The Mickley-Hawn-Queller specimen of the 1804 $1 silver dollar or known among collectors as "KING OF AMERICAN COINS" sold for $3,877,500 including buyer premium in Heritage Auction Platinum Night event on Friday, Aug. 9. Heritage Auctions did not disclose the name of the buyer.
The Mickley-Hawn-Queller specimen 1804 silver dollar is now one of the Top 5 coin in my World most expensive coins list; Top 5 World Most expensive coins.
Only eight coins exist for the Class I 1804 $1 and the Mickley-Hawn-Queller specimen of the 1804 $1 auction by Heritage is graded PR62 by both PCGS and NGC, from The Greensboro Collection, Part IV.
Prices for 1804 dollars at auction soared as the decades passed. In 1960, the Davis Restrike 1804 dollar brought $28,000 at auction, while in 1970 the Mickley Original specimen realized $77,500. In 1980, at one of the U.S. coin market's great heights, the Berg Restrike example reached $400,000, while the 1989 offering of the Dexter Original representative saw it go for $990,000, another bull-market record tantalizingly close to the million-dollar threshold. The Stickney Original piece, which in 1946 was the first five-figure U.S. coin at $10,500, became the first seven-figure 1804 dollar and the most expensive U.S. coin ever auctioned when it sold as part of the legendary Eliasberg Collection in 1997 for $1,815,000. The Sultan of Muscat Original, universally considered the best-preserved of 1804 dollars, leapfrogged that price to bring $4,140,000 in 1999, a record that stood for several years.

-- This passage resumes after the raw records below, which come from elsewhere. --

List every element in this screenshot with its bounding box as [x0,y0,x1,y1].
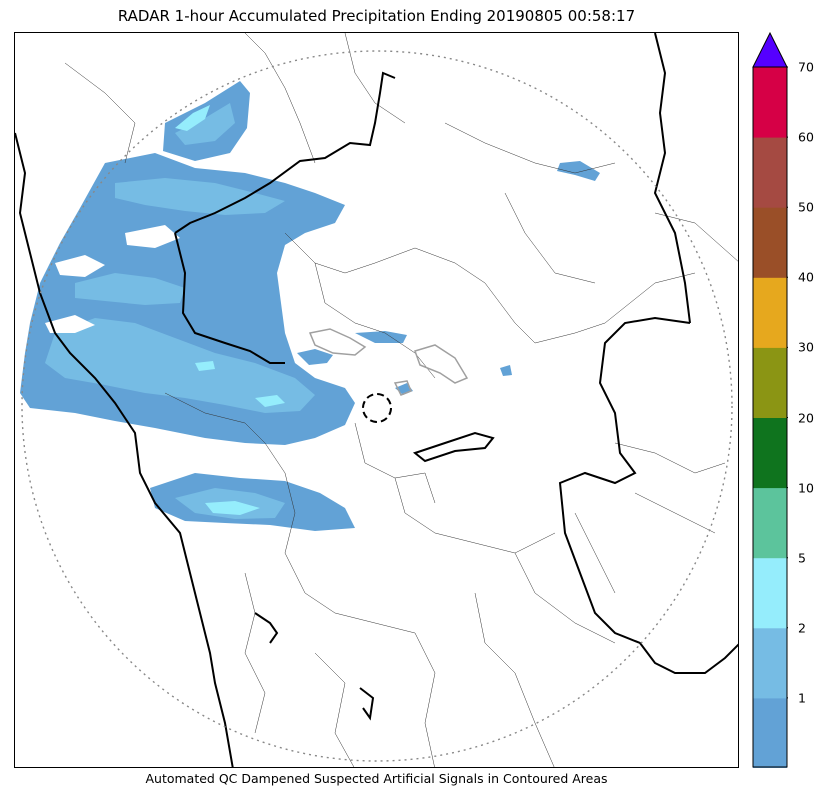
colorbar-segment [753,487,787,559]
colorbar-segment [753,67,787,138]
colorbar-tick-label: 40 [798,269,814,285]
colorbar-segment [753,207,787,278]
radar-map [14,32,739,768]
colorbar-extend-arrow [752,31,788,68]
colorbar-segment [753,697,787,769]
colorbar-tick-label: 10 [798,480,814,496]
colorbar-tick-label: 20 [798,410,814,425]
colorbar-tick-label: 50 [798,199,814,215]
colorbar-segment [753,417,787,489]
colorbar-segment [753,137,787,208]
colorbar-tick-label: 30 [798,339,814,355]
colorbar-tick-label: 60 [798,129,814,145]
colorbar-tick-label: 70 [798,59,814,75]
colorbar-segment [753,277,787,348]
radar-site-marker [362,393,392,423]
colorbar-tick-label: 5 [798,550,806,566]
map-caption: Automated QC Dampened Suspected Artifici… [145,771,608,786]
colorbar-segment [753,627,787,699]
precipitation-layer [20,81,600,531]
colorbar-tick-label: 1 [798,690,806,706]
qc-contours [308,328,469,396]
colorbar-segment [753,347,787,418]
state-boundaries [15,33,738,767]
radar-range-ring [21,50,733,762]
colorbar-segment [753,557,787,629]
colorbar-tick-label: 2 [798,620,806,636]
colorbar [752,31,788,769]
district-boundaries [64,33,738,767]
map-title: RADAR 1-hour Accumulated Precipitation E… [117,7,636,25]
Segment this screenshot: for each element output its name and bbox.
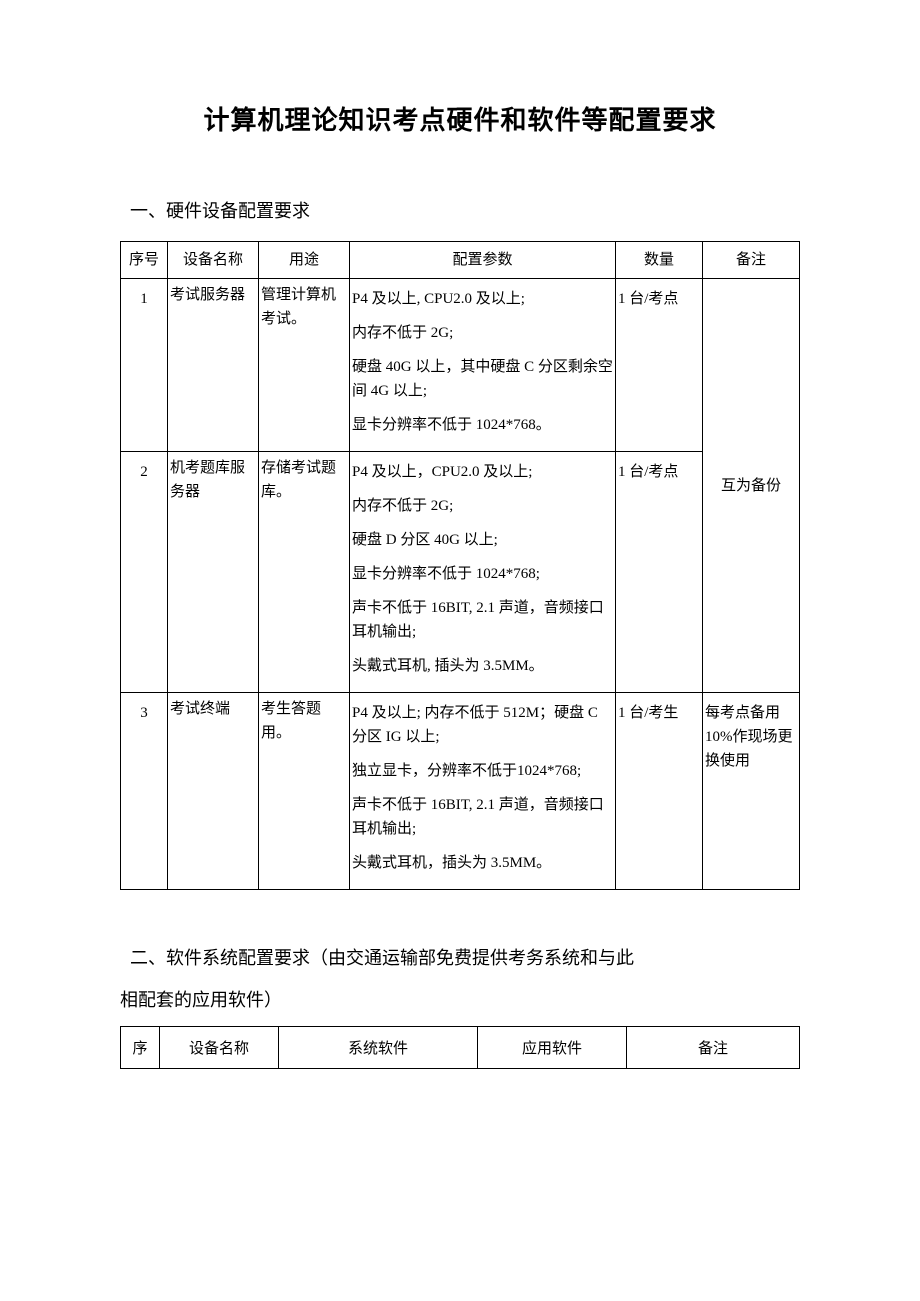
spec-line: 显卡分辨率不低于 1024*768; xyxy=(352,562,613,586)
cell-seq: 3 xyxy=(121,693,168,890)
cell-seq: 2 xyxy=(121,452,168,693)
cell-spec: P4 及以上，CPU2.0 及以上; 内存不低于 2G; 硬盘 D 分区 40G… xyxy=(350,452,616,693)
spec-line: P4 及以上; 内存不低于 512M；硬盘 C 分区 IG 以上; xyxy=(352,701,613,749)
cell-use: 管理计算机考试。 xyxy=(259,279,350,452)
col-spec: 配置参数 xyxy=(350,242,616,279)
cell-qty: 1 台/考点 xyxy=(616,279,703,452)
spec-line: 显卡分辨率不低于 1024*768。 xyxy=(352,413,613,437)
cell-note-merged: 互为备份 xyxy=(703,279,800,693)
cell-use: 考生答题用。 xyxy=(259,693,350,890)
spec-line: 内存不低于 2G; xyxy=(352,321,613,345)
col-seq: 序 xyxy=(121,1027,160,1069)
spec-line: 声卡不低于 16BIT, 2.1 声道，音频接口耳机输出; xyxy=(352,596,613,644)
spec-line: 头戴式耳机，插头为 3.5MM。 xyxy=(352,851,613,875)
table-row: 2 机考题库服务器 存储考试题库。 P4 及以上，CPU2.0 及以上; 内存不… xyxy=(121,452,800,693)
spec-line: 独立显卡，分辨率不低于1024*768; xyxy=(352,759,613,783)
table-header-row: 序 设备名称 系统软件 应用软件 备注 xyxy=(121,1027,800,1069)
spec-line: 声卡不低于 16BIT, 2.1 声道，音频接口耳机输出; xyxy=(352,793,613,841)
spec-line: 硬盘 D 分区 40G 以上; xyxy=(352,528,613,552)
cell-use: 存储考试题库。 xyxy=(259,452,350,693)
col-use: 用途 xyxy=(259,242,350,279)
table-row: 3 考试终端 考生答题用。 P4 及以上; 内存不低于 512M；硬盘 C 分区… xyxy=(121,693,800,890)
cell-name: 考试服务器 xyxy=(168,279,259,452)
cell-name: 考试终端 xyxy=(168,693,259,890)
spec-line: 头戴式耳机, 插头为 3.5MM。 xyxy=(352,654,613,678)
document-page: 计算机理论知识考点硬件和软件等配置要求 一、硬件设备配置要求 序号 设备名称 用… xyxy=(0,0,920,1301)
col-qty: 数量 xyxy=(616,242,703,279)
cell-spec: P4 及以上, CPU2.0 及以上; 内存不低于 2G; 硬盘 40G 以上，… xyxy=(350,279,616,452)
col-note: 备注 xyxy=(627,1027,800,1069)
section2-heading-line1: 二、软件系统配置要求（由交通运输部免费提供考务系统和与此 xyxy=(130,940,800,976)
cell-qty: 1 台/考点 xyxy=(616,452,703,693)
section2-heading-line2: 相配套的应用软件） xyxy=(120,986,800,1012)
col-note: 备注 xyxy=(703,242,800,279)
page-title: 计算机理论知识考点硬件和软件等配置要求 xyxy=(120,100,800,137)
cell-seq: 1 xyxy=(121,279,168,452)
table-row: 1 考试服务器 管理计算机考试。 P4 及以上, CPU2.0 及以上; 内存不… xyxy=(121,279,800,452)
software-table: 序 设备名称 系统软件 应用软件 备注 xyxy=(120,1026,800,1069)
col-sys: 系统软件 xyxy=(279,1027,478,1069)
section1-heading: 一、硬件设备配置要求 xyxy=(130,197,800,223)
cell-qty: 1 台/考生 xyxy=(616,693,703,890)
col-name: 设备名称 xyxy=(168,242,259,279)
col-name: 设备名称 xyxy=(160,1027,279,1069)
spec-line: 硬盘 40G 以上，其中硬盘 C 分区剩余空间 4G 以上; xyxy=(352,355,613,403)
spec-line: 内存不低于 2G; xyxy=(352,494,613,518)
cell-name: 机考题库服务器 xyxy=(168,452,259,693)
table-header-row: 序号 设备名称 用途 配置参数 数量 备注 xyxy=(121,242,800,279)
cell-spec: P4 及以上; 内存不低于 512M；硬盘 C 分区 IG 以上; 独立显卡，分… xyxy=(350,693,616,890)
cell-note: 每考点备用10%作现场更换使用 xyxy=(703,693,800,890)
hardware-table: 序号 设备名称 用途 配置参数 数量 备注 1 考试服务器 管理计算机考试。 P… xyxy=(120,241,800,890)
spec-line: P4 及以上，CPU2.0 及以上; xyxy=(352,460,613,484)
col-seq: 序号 xyxy=(121,242,168,279)
col-app: 应用软件 xyxy=(478,1027,627,1069)
spec-line: P4 及以上, CPU2.0 及以上; xyxy=(352,287,613,311)
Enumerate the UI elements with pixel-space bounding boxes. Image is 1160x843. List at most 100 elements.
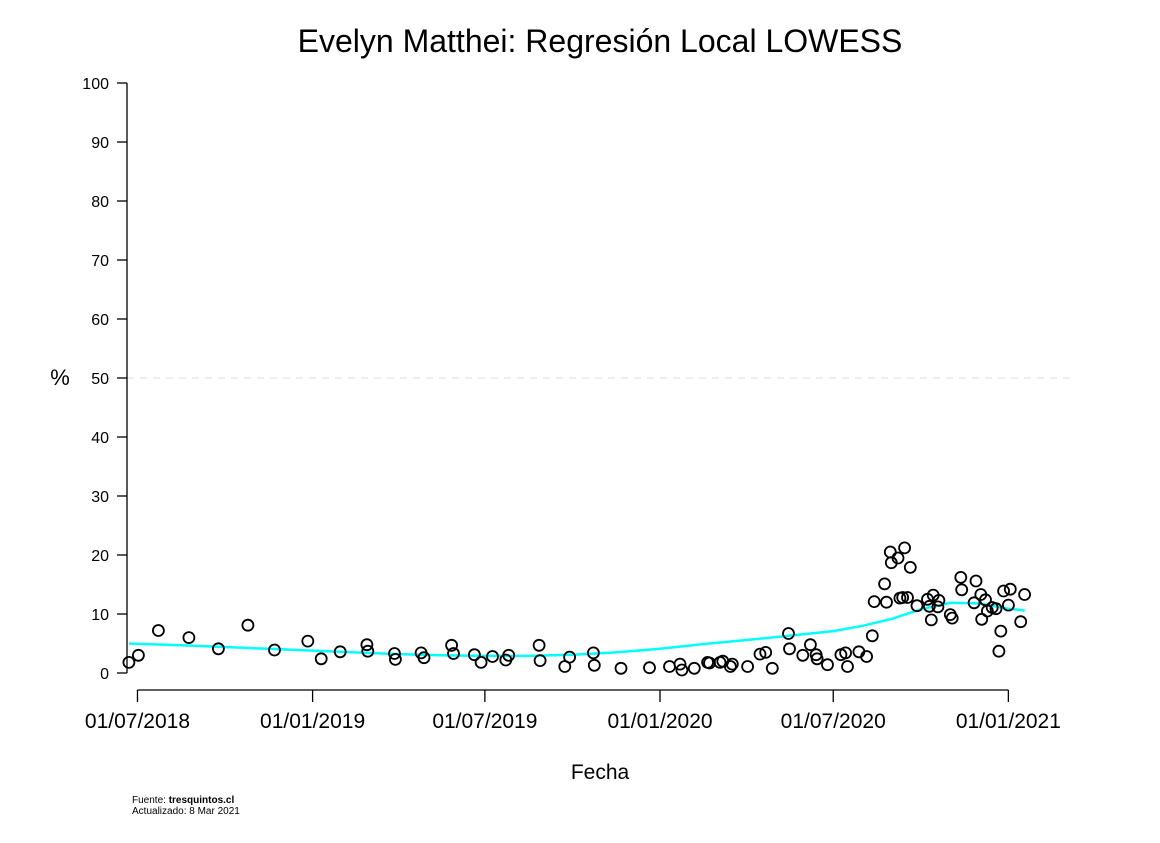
data-point: [122, 656, 136, 669]
data-point: [687, 661, 701, 675]
y-tick-label: 70: [91, 253, 109, 270]
y-tick-label: 100: [82, 76, 109, 93]
y-tick-label: 10: [91, 607, 109, 624]
x-tick-label: 01/01/2019: [260, 710, 365, 733]
data-point: [967, 596, 981, 610]
data-point: [903, 561, 917, 574]
y-tick-label: 20: [91, 548, 109, 565]
data-point: [810, 652, 824, 666]
data-point: [997, 584, 1010, 598]
x-axis: 01/07/2018 01/01/2019 01/07/2019 01/01/2020…: [85, 689, 1061, 733]
data-point: [860, 650, 873, 663]
footer: Fuente: tresquintos.cl Actualizado: 8 Ma…: [132, 795, 240, 817]
y-axis: 0 10 20 30 40 50 60 70 80 90 100: [82, 76, 128, 683]
data-point: [533, 654, 547, 667]
data-point: [675, 663, 689, 677]
data-point: [741, 660, 754, 673]
x-axis-label: Fecha: [571, 761, 630, 784]
data-point: [924, 613, 938, 627]
data-point: [673, 657, 687, 671]
data-point: [867, 595, 881, 608]
data-point: [969, 574, 983, 588]
data-point: [759, 646, 773, 659]
data-point: [725, 657, 739, 671]
data-point: [841, 660, 854, 673]
data-point: [643, 661, 656, 675]
data-point: [241, 618, 255, 632]
data-point: [796, 648, 810, 662]
updated-note: Actualizado: 8 Mar 2021: [132, 806, 240, 817]
y-tick-label: 50: [91, 371, 109, 388]
data-point: [910, 599, 924, 613]
data-point: [486, 650, 499, 663]
data-point: [614, 661, 628, 675]
data-point: [932, 594, 946, 607]
data-point: [587, 646, 600, 660]
data-point: [989, 602, 1003, 616]
data-point: [445, 638, 459, 652]
x-tick-label: 01/01/2020: [607, 710, 712, 733]
data-point: [783, 642, 796, 656]
data-point: [1018, 588, 1031, 601]
data-point: [931, 600, 945, 614]
data-point: [502, 648, 516, 662]
data-point: [1002, 598, 1015, 612]
y-tick-label: 60: [91, 312, 109, 329]
data-point: [1003, 582, 1017, 596]
chart-title: Evelyn Matthei: Regresión Local LOWESS: [298, 23, 903, 59]
x-tick-label: 01/07/2020: [781, 710, 886, 733]
data-point: [360, 638, 374, 652]
data-point: [474, 656, 488, 669]
data-point: [923, 599, 936, 613]
data-point: [955, 583, 969, 597]
data-point: [782, 627, 795, 640]
data-point: [361, 644, 375, 658]
data-point: [821, 658, 834, 672]
data-point: [883, 545, 897, 559]
data-point: [333, 645, 347, 659]
data-point: [954, 571, 968, 584]
data-point: [151, 624, 165, 637]
data-point: [896, 591, 910, 604]
data-point: [804, 638, 817, 652]
data-point: [563, 650, 576, 664]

As of June 2013, two of the top ten all-time U.S. coin prices realized at auction belong to Original 1804 dollars, including the last offering of the Mickley coin, by Heritage in 2008, at $3,737,500. Just outside the top ten is the most recent auction result for an 1804 dollar, the Adams Restrike piece in a 2009 Heritage auction at $2,300,000. The various 1804 dollars have sold for more than a million dollars at auction six separate times, a feat unmatched by any other issue, and this offering of the Mickley specimen will add even more weight to the 1804 dollar's claim as the "King of American Coins."